Houdt men het boek van Nine van der Schaaf tegen een achtergrond van Neurenbergse paradecultuur, Spaanse non-interventie-oorlog en Chinees-Japanse massamoord, dan voelt men onmiddellijk, dat de mentaliteit van deze schrijfster (die, zoals men weet aan De Beweging van Albert Verwey heeft meegewerkt) gekarakteriseerd kan worden als vooroorlogs. Met dit woord ‘vooroorlogs’ geeft men, merkwaardig genoeg, nog altijd aan de periode voor de oorlog van 1914 tot 1918; de non-interventie-oorlog en de officiële zeeroverij zijn er nog niet in verdisconteerd; en het is ontegenzeggelijk waar, dat het begrip iets uitdrukt, een aantal stijl-kenmerken in zich verenigt. Welke? Dat is minder gemakkelijk uit te maken. In geen geval heeft het begrip ‘voor-oorlogs’ iets uitstaande met de tegenstelling individualistisch-collectivistisch; want die tegenstelling bestond voor de wereldoorlog evengoed als er na. Misschien zou men het typisch voor-oorlogse individualisme kunnen onderscheiden van het na-oorlogse door zijn werkelijke afzijdigheid van politieke problemen, zoals men het voor-oorlogse collectivisme tegenover het na-oorlogse zou kunnen herkennen aan een zeker respect voor de resultaten der civilisatie, dat nu totaal verdwenen is. Maar in ieder geval roept de qualificatie ‘voor-oorlogs’ een bepaalde sfeer voor ons op, en deze sfeer vindt men op iedere bladzijde van De Liefde van een Dwaas, de roman van Nine van der Schaaf.
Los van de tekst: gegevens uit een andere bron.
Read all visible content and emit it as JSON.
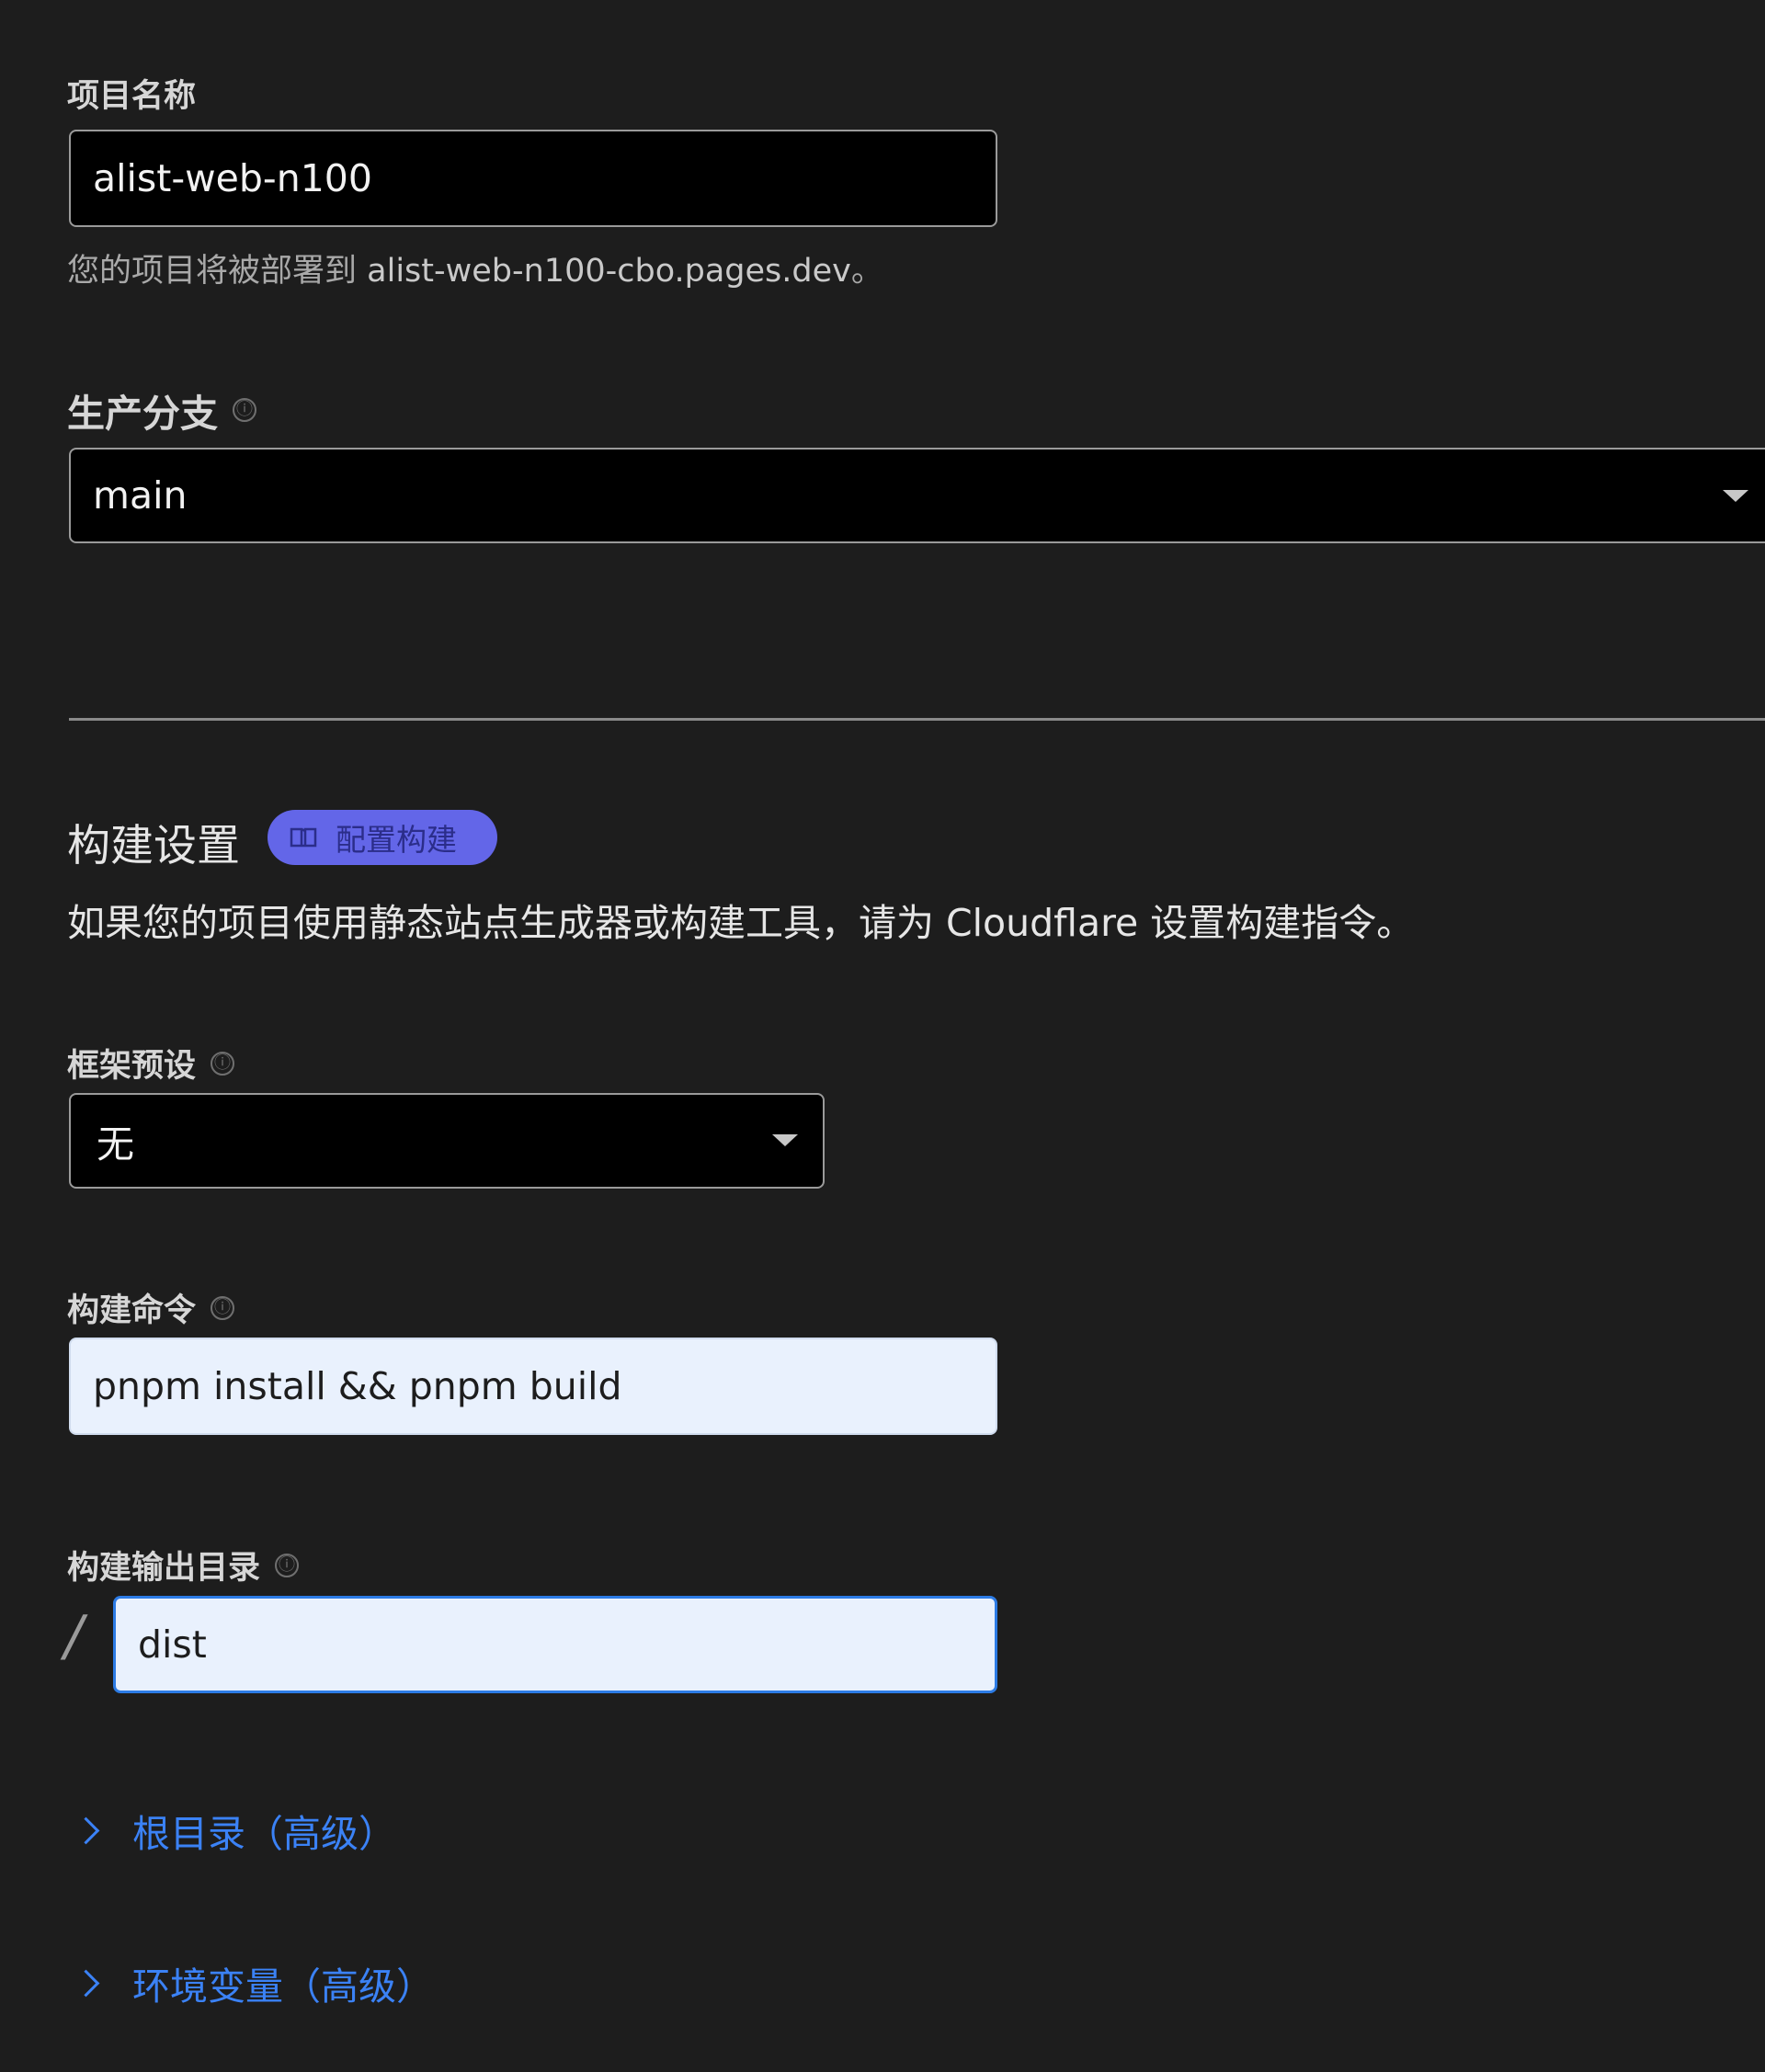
{
  "project_name": {
    "label": "项目名称",
    "value": "alist-web-n100",
    "hint_prefix": "您的项目将被部署到 ",
    "hint_domain": "alist-web-n100-cbo.pages.dev",
    "hint_suffix": "。"
  },
  "production_branch": {
    "label": "生产分支",
    "info_icon": "ⓘ",
    "value": "main"
  },
  "build_settings": {
    "title": "构建设置",
    "badge_label": "配置构建",
    "description": "如果您的项目使用静态站点生成器或构建工具，请为 Cloudflare 设置构建指令。"
  },
  "framework_preset": {
    "label": "框架预设",
    "info_icon": "ⓘ",
    "value": "无"
  },
  "build_command": {
    "label": "构建命令",
    "info_icon": "ⓘ",
    "value": "pnpm install && pnpm build"
  },
  "build_output": {
    "label": "构建输出目录",
    "info_icon": "ⓘ",
    "prefix": "/",
    "value": "dist"
  },
  "advanced": {
    "root_directory": "根目录（高级）",
    "env_vars": "环境变量（高级）"
  },
  "colors": {
    "background": "#1d1d1d",
    "accent_badge": "#6366e8",
    "link": "#3b82f6",
    "focus_border": "#2c7be5"
  }
}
Nu is dat geen wonder, want Nine van der Schaaf is geboren in 1882 en haar eerste werk, Santos en Lypra, verscheen, als ik mij niet vergis, in 1906. Sedert dien heeft deze schrijfster, die zeer teruggetrokken leeft, nog veel gepubliceerd (proza en poëzie), maar zij is gebleven wat zij was: een voor-oorlogse vrouw. Daarmee is op zichzelf nog niets ten goede of ten kwade gezegd; het is slechts een bepaling van de sfeer, die voor

[p. 472]

haar werken kenmerkend is. In een boek als De Liefde van een Dwaas is het individualisme (want het is een door en door individualistisch boek) nergens als programmapunt of als strijdbare gezindheid aanwezig; het ìs er eenvoudig, er bestaat in deze wereld niets buiten de individualistische geestesgesteldheid om. Volstrekte verhoudingloosheid tot het maatschappelijke, economische, politieke is een der kenmerken van dit werk, en dit valt des te meer op, omdat er hier en daar van revolutionnaire idealen en arbeidersbeweging wordt gerept; het is dus niet de afwezigheid van belangstelling voor maatschappelijke problemen, maar de individualistische sfeer, waarin al het sociale en collectieve vanzelf wordt opgezogen, die hier beslissend is.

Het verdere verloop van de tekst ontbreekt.